印刷用ページを表示する 掲載日:2014年4月1日更新

岡山県がん対策推進条例

 健康で心豊かな生活を送ることは、全ての県民の願いである。本県は、豊かで災害の少ない自然環境の下で、関係者の多大な努力により良好な医療環境が築かれ、また、全市町村に組織を有する愛育委員や栄養委員などの健康づくりボランティアの献身的で活発な活動に支えられ、県民の健康水準は概ね良好な状態を保っている。

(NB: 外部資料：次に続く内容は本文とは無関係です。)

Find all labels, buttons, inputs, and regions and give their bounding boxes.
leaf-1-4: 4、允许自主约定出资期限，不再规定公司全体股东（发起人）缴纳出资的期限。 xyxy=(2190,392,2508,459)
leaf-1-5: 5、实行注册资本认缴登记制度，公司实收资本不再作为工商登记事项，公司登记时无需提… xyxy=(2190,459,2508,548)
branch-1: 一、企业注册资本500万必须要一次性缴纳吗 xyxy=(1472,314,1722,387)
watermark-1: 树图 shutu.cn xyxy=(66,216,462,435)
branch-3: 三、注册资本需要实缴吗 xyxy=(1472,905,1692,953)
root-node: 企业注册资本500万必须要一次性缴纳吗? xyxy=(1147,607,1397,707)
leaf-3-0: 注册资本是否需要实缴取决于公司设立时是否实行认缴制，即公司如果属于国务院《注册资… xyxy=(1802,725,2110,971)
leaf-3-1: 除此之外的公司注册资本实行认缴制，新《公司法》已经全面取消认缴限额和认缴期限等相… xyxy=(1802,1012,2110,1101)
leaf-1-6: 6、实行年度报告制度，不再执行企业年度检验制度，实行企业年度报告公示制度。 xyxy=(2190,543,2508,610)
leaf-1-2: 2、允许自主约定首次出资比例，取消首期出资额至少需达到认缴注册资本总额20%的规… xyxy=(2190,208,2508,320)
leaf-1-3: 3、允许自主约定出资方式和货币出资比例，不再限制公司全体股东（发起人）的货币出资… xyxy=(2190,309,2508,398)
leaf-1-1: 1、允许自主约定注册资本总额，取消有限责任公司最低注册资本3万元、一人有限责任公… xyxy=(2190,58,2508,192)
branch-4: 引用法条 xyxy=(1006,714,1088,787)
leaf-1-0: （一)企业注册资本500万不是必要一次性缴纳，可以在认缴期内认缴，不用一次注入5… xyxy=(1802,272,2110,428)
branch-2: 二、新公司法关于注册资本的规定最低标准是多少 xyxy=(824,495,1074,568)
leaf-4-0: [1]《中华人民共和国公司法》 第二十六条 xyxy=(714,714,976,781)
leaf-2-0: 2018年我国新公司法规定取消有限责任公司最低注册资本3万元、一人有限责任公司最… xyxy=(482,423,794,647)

  そうした中でも、がんは、昭和五十七年以降、県民の死因の第一位を占め、高齢者だけでなく、子どもや働き盛りの者なども含めて誰もが罹患する可能性がある疾患であり、県民の生命、心身の健康及び生活にとって大きな問題となっている。
  がんに立ち向かうために、行政機関のみならず、県民、保健医療福祉関係者、教育関係者、事業者、医療保険者、健康づくりボランティア、がん患者団体その他の関係者が、それぞれの役割を認識し、協働してがん対策に取り組むことが求められている。
  がんで死亡する県民を少なくすることを旨として、県民一人一人ががんに関する正しい知識を持ち、がんの予防及びがん検診の受診に努めることが重要である。また、県内どこでも良質で水準の高い医療や緩和ケアが提供される環境や、がん患者及びその家族の意向に応じた在宅医療及び介護サービスの切れ目ない提供などにより、住み慣れた家庭や地域で尊厳を保ちながら自分らしく生き、満足した最期を迎えることができる環境の整備も重要である。
  一方、がんに罹患しても、治療を終えて社会に復帰している者や、抗がん剤等による治療を受けながら就労を続ける者も多い。こうした状況を踏まえ、がん患者及びがん経験者に対する就労面における支援など、がんに罹患しても安心して暮らせる社会を構築することが必要となっている。 
  私たちは、このようながんという疾患並びにがん患者及びその家族を取り巻く状況を深く認識し、しっかりと未来を見据え、「県民が、がんを知り、がんと向き合い、がんになっても自分らしく生き抜くことのできる岡山県」の構築に向かって、一丸となってがん対策を推進することを決意し、この条例を制定する。
  (目的)
第一条 この条例は、がん対策基本法(平成十八年法律第九十八号)の趣旨を踏まえ、がん対策に関し、基本理念を定め、県、市町村、県民、保健医療福祉関係者、事業者(労働基準法(昭和二十二年法律第四十九号)第十条に規定する使用者をいう。以下同じ。)及び医療保険者の責務又は役割を明らかにするとともに、県の施策の基本となる事項を定めることにより、がん対策を総合的かつ計画的に推進し、もって県民の健康で心豊かな生活の実現に寄与することを目的とする。
  (基本理念)
第二条 がん対策は、「県民が、がんを知り、がんと向き合い、がんになっても自分らしく生き抜くことのできる岡山県」の構築を目指し、次に掲げる事項を基本理念として推進されなければならない。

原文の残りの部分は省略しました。